Both companies offered a cruise for the top sellers and one company offered (or at least showed) their top sellers sports cars as an “enticement” of sorts. I remember the supervising salesman asking me if I wanted to go on a cruise. I didn’t answer immediately and he looked at me, most likely noticing my look of displeasure. I don’t remember if I told him that I got enough of a cruise when I was deployed in the Navy, but I am sure that I told someone in the other company the same thing. I consider a cruise with members of the corporate office a negative incentive. (I think a sportscar is not a good reward. It can become a money vacuum and it isn’t practical for certain people, including yours truly).
I also thought that actual “tools” or “instruments” made more sense in the long run , especially for the “boots on the ground” folks.
Hard segueing to negative incentives, I had known someone who was largely immune to negative incentives/punishments onboard my ship. The sailor in question would do every mundane punishment designed to push a non-conformist into a conformist. He would hear every spiel designed to emotionally blackmail him into submission, but the powers that be were never successful. He just didn’t care. He would bounce back after being punished. The sailor held no ill will. I admired him.
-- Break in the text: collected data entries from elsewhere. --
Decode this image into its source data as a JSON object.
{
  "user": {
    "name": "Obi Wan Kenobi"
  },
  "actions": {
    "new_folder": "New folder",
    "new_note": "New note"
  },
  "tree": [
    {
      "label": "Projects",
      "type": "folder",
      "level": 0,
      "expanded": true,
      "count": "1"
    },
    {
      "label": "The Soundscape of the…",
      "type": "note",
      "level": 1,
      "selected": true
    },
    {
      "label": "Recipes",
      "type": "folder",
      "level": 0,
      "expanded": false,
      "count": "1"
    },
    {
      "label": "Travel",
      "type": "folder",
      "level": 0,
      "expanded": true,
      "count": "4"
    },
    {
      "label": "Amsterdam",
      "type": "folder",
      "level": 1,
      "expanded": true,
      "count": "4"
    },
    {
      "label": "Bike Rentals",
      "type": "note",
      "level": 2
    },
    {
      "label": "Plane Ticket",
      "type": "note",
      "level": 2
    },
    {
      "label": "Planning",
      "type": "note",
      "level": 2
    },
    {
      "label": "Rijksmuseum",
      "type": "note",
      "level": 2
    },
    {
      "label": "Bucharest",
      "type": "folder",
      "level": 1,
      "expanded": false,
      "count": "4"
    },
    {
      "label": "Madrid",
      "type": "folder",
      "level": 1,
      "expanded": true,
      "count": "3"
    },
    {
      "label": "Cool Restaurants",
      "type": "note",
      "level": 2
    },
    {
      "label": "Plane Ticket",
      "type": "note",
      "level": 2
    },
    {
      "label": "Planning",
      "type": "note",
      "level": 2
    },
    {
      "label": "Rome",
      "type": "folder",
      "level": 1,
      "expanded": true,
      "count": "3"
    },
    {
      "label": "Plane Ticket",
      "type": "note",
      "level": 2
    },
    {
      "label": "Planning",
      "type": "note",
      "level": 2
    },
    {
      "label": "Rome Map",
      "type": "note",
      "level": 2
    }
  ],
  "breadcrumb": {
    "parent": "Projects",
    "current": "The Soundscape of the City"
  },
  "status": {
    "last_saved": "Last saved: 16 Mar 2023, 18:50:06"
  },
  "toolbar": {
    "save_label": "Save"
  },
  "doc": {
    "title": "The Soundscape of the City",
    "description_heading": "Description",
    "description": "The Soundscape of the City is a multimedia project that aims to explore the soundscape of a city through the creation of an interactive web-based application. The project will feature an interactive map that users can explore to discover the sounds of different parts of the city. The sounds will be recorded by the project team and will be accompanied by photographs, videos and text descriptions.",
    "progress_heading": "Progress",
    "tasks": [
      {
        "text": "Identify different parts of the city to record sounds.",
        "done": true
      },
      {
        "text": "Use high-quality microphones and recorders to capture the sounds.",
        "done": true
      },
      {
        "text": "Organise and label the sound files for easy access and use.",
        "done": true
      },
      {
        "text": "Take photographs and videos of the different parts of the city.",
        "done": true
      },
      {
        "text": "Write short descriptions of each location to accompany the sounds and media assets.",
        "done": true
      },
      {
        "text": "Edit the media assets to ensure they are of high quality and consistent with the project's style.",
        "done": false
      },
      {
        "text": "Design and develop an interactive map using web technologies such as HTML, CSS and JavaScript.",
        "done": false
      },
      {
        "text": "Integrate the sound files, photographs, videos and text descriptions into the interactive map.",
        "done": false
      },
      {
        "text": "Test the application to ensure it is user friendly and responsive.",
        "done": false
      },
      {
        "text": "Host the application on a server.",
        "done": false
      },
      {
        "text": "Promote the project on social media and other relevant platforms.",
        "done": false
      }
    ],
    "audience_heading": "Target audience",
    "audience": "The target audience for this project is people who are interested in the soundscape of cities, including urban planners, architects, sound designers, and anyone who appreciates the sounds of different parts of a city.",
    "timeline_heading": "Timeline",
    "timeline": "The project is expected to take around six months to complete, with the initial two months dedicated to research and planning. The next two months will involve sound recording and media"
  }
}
In the long run, I noticed similarities between my different workplaces. The negative incentives didn’t work for many. Many different people didn’t care about the positive ones, (including the chance for promotions or praise). There was also an increasing amount of people that were losing a human incentive to work. This was not out of laziness but out of having nothing tying them to the job.
A few have overcome “money” or at least their mental disenfranchisement has. People are falling out the workplace, not due to sloth but due to they feel that the “protestant work ethic” or American dream arguments are false. The incentives can’t overcome soul sickness or malaise. Or in my case, bad marketing and falsehoods couldn’t overcome logic/reason/practicality.
I had felt that there were few incentives to keep me in a certain workplace, especially after when the low hanging ones were pulled away. The idea of letting the workforce buy into the business was shutdown. I was never home to spend the money that I earned and I find that smart people can see through a working schmuck flaunting possessions. There wasn’t professional development, actual worthwhile training, or an opportunity to work elsewhere. In the end, there was getting fired as a negative incentive. It wasn’t that bad. I found out that I was better off doing other stuff.
Some believed in working toward a cruise, sportscar, or a Shawshank Redemption style “shitty pipe dream”. I believed in logic and reason instead.
Thank you, Red. It is not just a shitty pipe dream when you let go. They don’t have to own your mind.